Riehl made it very clear that they don’t go for people’s private data such as health or financial information but that is not because they can not. Despite the noble goals, though, at some level I do worry about government organizations going for access to more and more digital information about us. As users, it is hard to even know who knows what and how much, where the information leaks even are, so there is very little guidance on what one can do to keep one’s private information private.

Zen and the purpose of being

One final thing I want to mention is the discussion hosted by Tara Adiseshan of the Coral Project about user comments on news sites. Adiseshan mentioned that journalists are told ‘don’t read comments,’ but toxicity decreases when journalists engage. She wanted to talk about how to make online communities more constructive than are normally ‘found in the wild’.

I had missed the initial part of the discussion, but I joined, drawn in by the buzz on Twitter. And I am glad I did because rich, lively and honest discussions such as these are why one goes to conferences. You can sit in a big hall and listen to someone talk about the latest features and advancements in a cool tool used by thousands, and that is useful and informative, but what is truly inspiring is what people are doing with those tools and to find out where they are making the difference.
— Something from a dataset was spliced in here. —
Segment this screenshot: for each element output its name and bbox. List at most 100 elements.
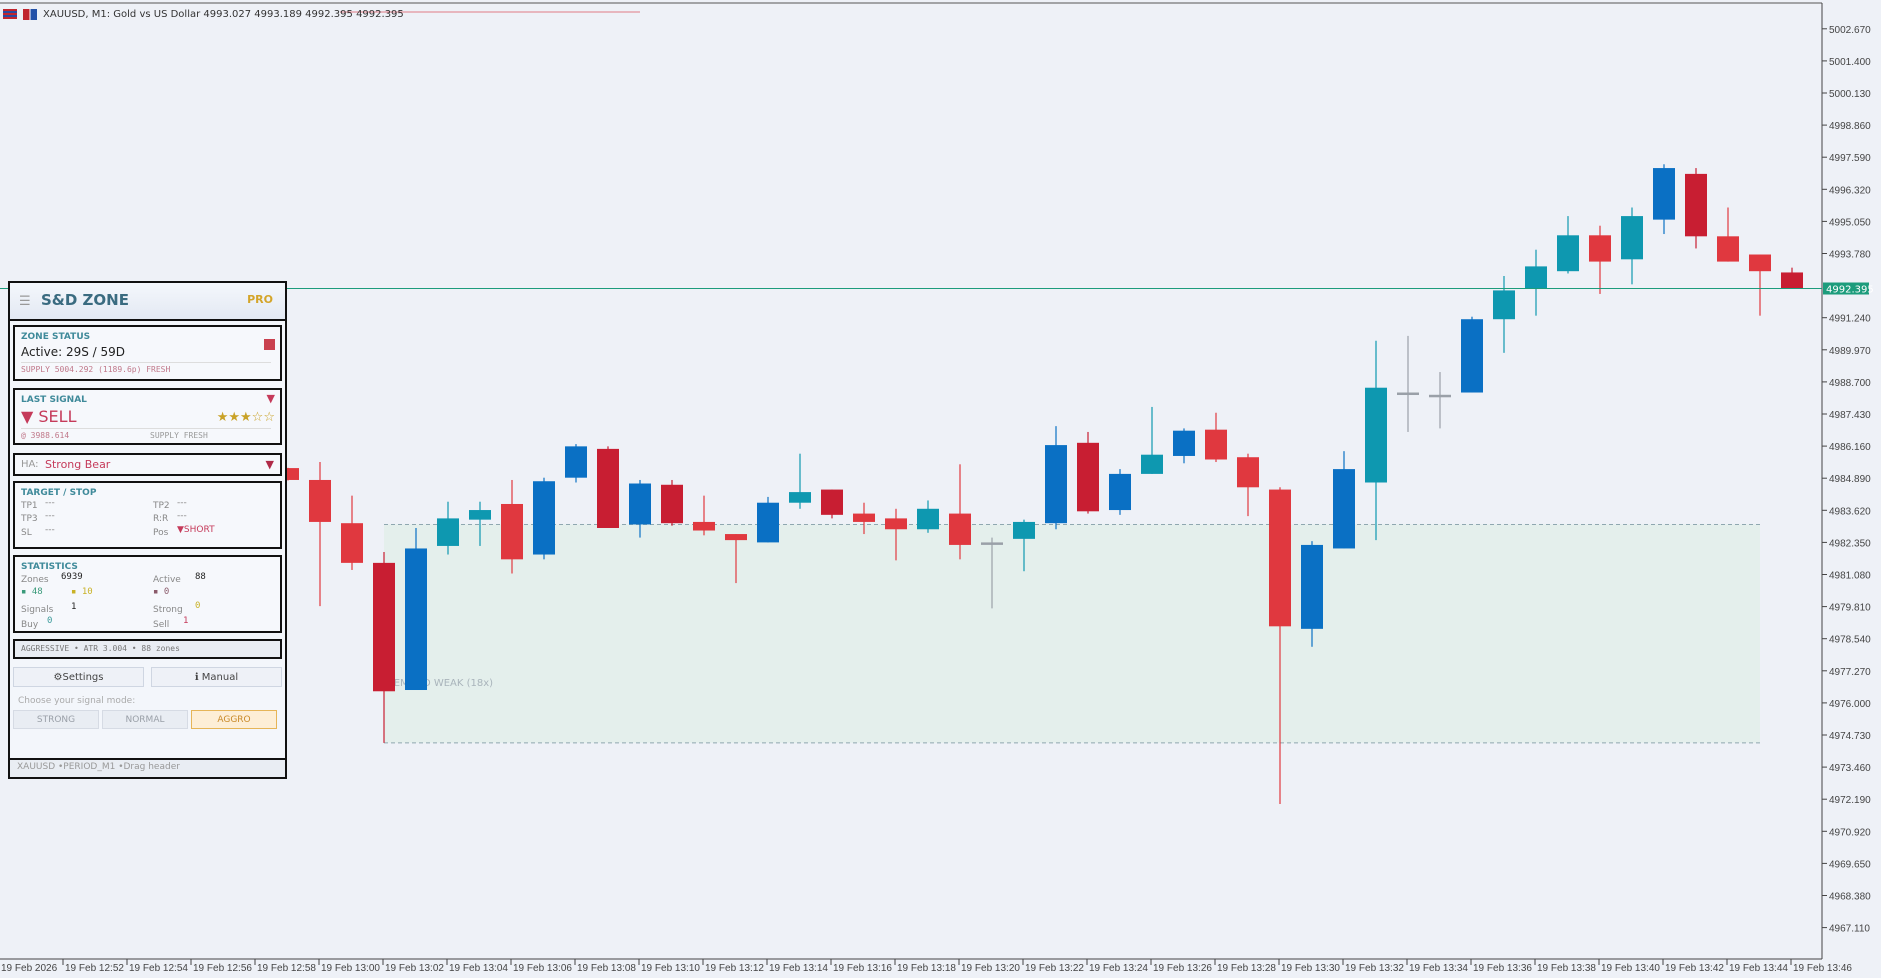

I would like to end with shout outs to two excellent tutorials at the conference. The first was a highly methodical take on how to approach machine learning using scikit-learn by Andres Mueller. The second was a tutorial on becoming a power user of pandas by Jeff Reback. I realized that I was only using about 20% of pandas before the talk. Wes McKinney, the creator of pandas, was conspicuous by his absence though.

I look forward to the next meet up of the PyData community in 2016 and hope to be able to have a project to present at that time, at least as a lightning talk.


Full Disclosure: WiMLDS and NumFOCUS paid for my ticket to PyData and I am very grateful for the opportunity. Having said that, the opinions expressed in this post are entirely my own.